Roasting a goose is a festive tradition in many cultures, especially during the holiday season. This elegant dish, often served at Christmas and New Year’s feasts, offers a rich, flavorful alternative to turkey or chicken. The highlight of this recipe is the luxurious Port Wine Cherry Sauce, which adds a sweet and tangy dimension to the succulent goose meat. In this article, we’ll guide you through making a perfect Roasted Goose with Port Wine Cherry Sauce, along with tips, variations, and everything you need to create a memorable meal.
Ingredients
For the Goose:
- 1 whole goose (10-12 lbs)
- 2 tablespoons sea salt
- 1 tablespoon black pepper
- 1 large onion, quartered
- 1 apple, quartered
- 2 sprigs fresh rosemary
- 2 sprigs fresh thyme
- 1 lemon, halved
- 1 cup water
For the Port Wine Cherry Sauce:
- 1 cup port wine
- 1 cup chicken broth
- 1 cup pitted cherries (fresh or frozen)
- 1 tablespoon balsamic vinegar
- 1 tablespoon honey
- 2 teaspoons cornstarch mixed with 2 teaspoons water
- Salt and pepper to taste
Instructions
Preparing the Goose:
- Preheat and Prep: Preheat your oven to 350°F (175°C). Rinse the goose thoroughly under cold water and pat dry with paper towels. Remove any excess fat from the cavity.
- Seasoning: Rub the goose inside and out with sea salt and black pepper. Stuff the cavity with the quartered onion, apple, rosemary, thyme, and lemon halves.
- Trussing: Tie the legs together with kitchen twine to ensure even cooking. Place the goose on a rack in a large roasting pan, breast side up.
- Roasting: Pour 1 cup of water into the bottom of the roasting pan. Roast the goose for approximately 2 1/2 to 3 hours, or until the internal temperature reaches 165°F (74°C). Baste the goose with its own fat every 30 minutes to keep the meat moist and flavorful.
- Resting: Once cooked, remove the goose from the oven and let it rest for at least 20 minutes before carving. This allows the juices to redistribute, ensuring tender meat.
Making the Port Wine Cherry Sauce:
- Simmer: In a medium saucepan, combine the port wine, chicken broth, cherries, balsamic vinegar, and honey. Bring to a simmer over medium heat.
- Thickening: Stir in the cornstarch mixture and continue to cook until the sauce thickens, about 5-7 minutes. Season with salt and pepper to taste.
- Finishing Touch: Once the sauce reaches your desired consistency, remove from heat and let it cool slightly before serving.
Tips and Variations
- What to Serve with Roast Goose: Classic side dishes include roasted potatoes, Brussels sprouts, red cabbage, and bread stuffing. These complement the rich flavor of the goose perfectly.
- Flavor Variations: Add a unique twist by incorporating different herbs and fruits in the stuffing, such as sage and oranges. For a more robust flavor, marinate the goose in red wine overnight before roasting.
- Substitutions: If cherries are unavailable, cranberries make an excellent substitute for the Port Wine Cherry Sauce.
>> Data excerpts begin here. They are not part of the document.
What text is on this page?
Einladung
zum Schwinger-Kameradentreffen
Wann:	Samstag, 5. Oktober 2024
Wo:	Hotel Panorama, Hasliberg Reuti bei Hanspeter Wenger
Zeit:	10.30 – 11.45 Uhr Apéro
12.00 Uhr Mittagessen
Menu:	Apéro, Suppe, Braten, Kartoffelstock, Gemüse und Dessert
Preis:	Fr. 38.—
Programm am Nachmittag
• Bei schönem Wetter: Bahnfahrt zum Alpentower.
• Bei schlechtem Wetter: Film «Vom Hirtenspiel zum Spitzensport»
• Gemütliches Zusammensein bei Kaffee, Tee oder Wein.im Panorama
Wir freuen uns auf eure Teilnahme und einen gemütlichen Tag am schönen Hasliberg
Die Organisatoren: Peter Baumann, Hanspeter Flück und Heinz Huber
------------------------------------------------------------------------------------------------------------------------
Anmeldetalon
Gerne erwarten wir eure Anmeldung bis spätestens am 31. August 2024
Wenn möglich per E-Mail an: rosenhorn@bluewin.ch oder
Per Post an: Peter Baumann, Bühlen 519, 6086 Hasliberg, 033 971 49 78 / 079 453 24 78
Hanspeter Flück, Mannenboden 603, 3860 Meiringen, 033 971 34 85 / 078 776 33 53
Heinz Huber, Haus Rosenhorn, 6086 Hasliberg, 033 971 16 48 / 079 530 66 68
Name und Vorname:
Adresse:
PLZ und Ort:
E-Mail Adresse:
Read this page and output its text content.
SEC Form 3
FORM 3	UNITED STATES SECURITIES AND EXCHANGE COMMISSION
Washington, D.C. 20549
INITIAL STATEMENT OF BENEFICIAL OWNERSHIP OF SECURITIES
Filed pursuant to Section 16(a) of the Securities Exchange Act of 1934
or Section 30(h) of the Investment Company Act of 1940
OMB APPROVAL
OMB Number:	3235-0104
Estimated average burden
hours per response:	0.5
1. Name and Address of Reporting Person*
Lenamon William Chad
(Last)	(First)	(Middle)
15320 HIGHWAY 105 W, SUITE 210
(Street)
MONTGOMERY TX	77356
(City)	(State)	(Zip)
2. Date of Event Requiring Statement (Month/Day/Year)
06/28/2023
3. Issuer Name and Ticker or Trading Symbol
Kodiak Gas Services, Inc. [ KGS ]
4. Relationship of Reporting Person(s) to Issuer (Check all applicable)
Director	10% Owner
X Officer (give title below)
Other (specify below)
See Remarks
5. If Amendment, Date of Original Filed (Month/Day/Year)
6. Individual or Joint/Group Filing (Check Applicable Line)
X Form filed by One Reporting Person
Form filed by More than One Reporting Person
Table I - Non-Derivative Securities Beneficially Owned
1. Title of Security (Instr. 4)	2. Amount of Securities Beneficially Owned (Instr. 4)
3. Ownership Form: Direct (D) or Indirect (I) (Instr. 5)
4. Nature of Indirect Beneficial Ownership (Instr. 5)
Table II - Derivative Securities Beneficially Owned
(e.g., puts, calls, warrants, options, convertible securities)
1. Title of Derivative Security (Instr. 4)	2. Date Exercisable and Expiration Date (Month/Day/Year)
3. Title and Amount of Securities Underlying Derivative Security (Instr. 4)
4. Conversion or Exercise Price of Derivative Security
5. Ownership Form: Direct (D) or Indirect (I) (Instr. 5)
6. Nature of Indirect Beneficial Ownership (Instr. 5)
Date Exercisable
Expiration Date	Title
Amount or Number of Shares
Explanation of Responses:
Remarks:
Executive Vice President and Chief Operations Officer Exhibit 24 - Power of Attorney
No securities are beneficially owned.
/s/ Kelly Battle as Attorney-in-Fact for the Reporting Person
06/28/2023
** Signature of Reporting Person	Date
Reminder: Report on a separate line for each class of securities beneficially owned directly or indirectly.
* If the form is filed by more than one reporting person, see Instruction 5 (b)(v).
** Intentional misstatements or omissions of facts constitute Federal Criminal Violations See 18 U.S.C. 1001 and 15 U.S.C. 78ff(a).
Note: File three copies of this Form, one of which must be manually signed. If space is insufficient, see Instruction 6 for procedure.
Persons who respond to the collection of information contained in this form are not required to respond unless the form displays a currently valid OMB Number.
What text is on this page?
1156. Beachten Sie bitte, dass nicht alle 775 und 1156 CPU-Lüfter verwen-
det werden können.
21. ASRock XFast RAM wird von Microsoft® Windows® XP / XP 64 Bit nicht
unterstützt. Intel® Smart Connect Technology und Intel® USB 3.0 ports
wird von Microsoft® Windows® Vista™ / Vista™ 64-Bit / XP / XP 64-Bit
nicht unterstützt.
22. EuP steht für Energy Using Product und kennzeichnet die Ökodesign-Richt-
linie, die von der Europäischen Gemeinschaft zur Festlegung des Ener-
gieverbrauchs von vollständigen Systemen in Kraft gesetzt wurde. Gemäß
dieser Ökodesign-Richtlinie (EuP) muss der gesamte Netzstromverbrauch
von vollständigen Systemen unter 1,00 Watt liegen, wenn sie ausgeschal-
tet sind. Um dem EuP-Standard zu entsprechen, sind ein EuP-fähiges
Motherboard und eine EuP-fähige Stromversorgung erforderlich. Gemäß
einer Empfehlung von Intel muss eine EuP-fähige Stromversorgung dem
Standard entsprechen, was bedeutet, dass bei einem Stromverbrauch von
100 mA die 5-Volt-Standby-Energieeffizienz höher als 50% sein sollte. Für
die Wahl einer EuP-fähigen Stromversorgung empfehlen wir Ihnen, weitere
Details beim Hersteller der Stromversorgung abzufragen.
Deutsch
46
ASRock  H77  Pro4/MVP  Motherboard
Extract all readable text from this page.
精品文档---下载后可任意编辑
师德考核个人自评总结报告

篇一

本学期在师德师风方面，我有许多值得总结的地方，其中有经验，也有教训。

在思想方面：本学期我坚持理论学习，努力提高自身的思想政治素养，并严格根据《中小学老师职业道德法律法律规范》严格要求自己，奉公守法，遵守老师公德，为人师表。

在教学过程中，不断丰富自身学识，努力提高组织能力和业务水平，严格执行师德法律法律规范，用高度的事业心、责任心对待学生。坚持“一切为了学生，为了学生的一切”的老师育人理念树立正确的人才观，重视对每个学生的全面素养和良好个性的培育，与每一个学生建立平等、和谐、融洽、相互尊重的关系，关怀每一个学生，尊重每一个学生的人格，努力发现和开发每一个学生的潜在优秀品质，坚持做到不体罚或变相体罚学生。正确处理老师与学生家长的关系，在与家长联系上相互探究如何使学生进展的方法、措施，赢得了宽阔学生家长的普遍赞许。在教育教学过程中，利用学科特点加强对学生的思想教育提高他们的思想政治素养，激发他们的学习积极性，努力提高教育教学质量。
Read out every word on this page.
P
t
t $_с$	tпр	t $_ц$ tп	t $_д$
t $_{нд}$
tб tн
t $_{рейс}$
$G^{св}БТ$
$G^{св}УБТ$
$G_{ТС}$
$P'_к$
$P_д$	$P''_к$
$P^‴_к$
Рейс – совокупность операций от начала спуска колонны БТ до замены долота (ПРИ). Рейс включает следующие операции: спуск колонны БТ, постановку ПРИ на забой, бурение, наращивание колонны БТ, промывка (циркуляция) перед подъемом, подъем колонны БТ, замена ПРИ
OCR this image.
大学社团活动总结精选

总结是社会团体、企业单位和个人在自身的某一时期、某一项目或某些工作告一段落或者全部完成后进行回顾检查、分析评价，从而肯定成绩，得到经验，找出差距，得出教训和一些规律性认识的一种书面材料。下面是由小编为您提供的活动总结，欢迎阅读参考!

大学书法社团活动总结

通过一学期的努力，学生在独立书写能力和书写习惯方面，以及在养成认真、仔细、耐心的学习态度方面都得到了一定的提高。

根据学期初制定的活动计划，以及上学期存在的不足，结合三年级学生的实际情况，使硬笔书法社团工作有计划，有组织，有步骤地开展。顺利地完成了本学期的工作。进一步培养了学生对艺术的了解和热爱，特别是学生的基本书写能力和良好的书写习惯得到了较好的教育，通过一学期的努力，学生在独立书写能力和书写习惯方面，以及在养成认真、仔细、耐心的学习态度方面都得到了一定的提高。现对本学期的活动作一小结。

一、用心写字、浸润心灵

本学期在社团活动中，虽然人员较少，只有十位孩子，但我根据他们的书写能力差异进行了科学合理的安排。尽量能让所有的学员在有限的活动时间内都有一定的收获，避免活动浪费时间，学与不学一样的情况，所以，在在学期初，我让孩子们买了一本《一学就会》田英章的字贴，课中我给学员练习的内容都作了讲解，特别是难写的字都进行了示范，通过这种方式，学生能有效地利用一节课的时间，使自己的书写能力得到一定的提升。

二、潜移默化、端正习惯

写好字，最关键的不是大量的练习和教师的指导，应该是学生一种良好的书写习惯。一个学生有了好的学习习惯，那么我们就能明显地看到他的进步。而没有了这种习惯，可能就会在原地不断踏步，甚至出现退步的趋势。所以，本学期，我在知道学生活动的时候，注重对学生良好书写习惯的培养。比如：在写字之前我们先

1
- Cooking Methods: While roasting is traditional, you can also try slow-cooking the goose for a fall-off-the-bone texture. Alternatively, for a Chinese twist, roast the goose with five-spice powder and soy sauce.
Nutritional Information (Per Serving)
- Calories: 550
- Protein: 28g
- Carbohydrates: 14g
- Fat: 40g
- Fiber: 2g
- Sugar: 10g
- Sodium: 900mg
Conclusion
Roasting a goose may seem daunting, but with the right techniques and a bit of patience, you can create a show-stopping centerpiece for your holiday table. The combination of the rich, savory goose and the sweet-tart Port Wine Cherry Sauce is sure to impress your guests and make your meal unforgettable. We hope you enjoy making and sharing this delicious recipe.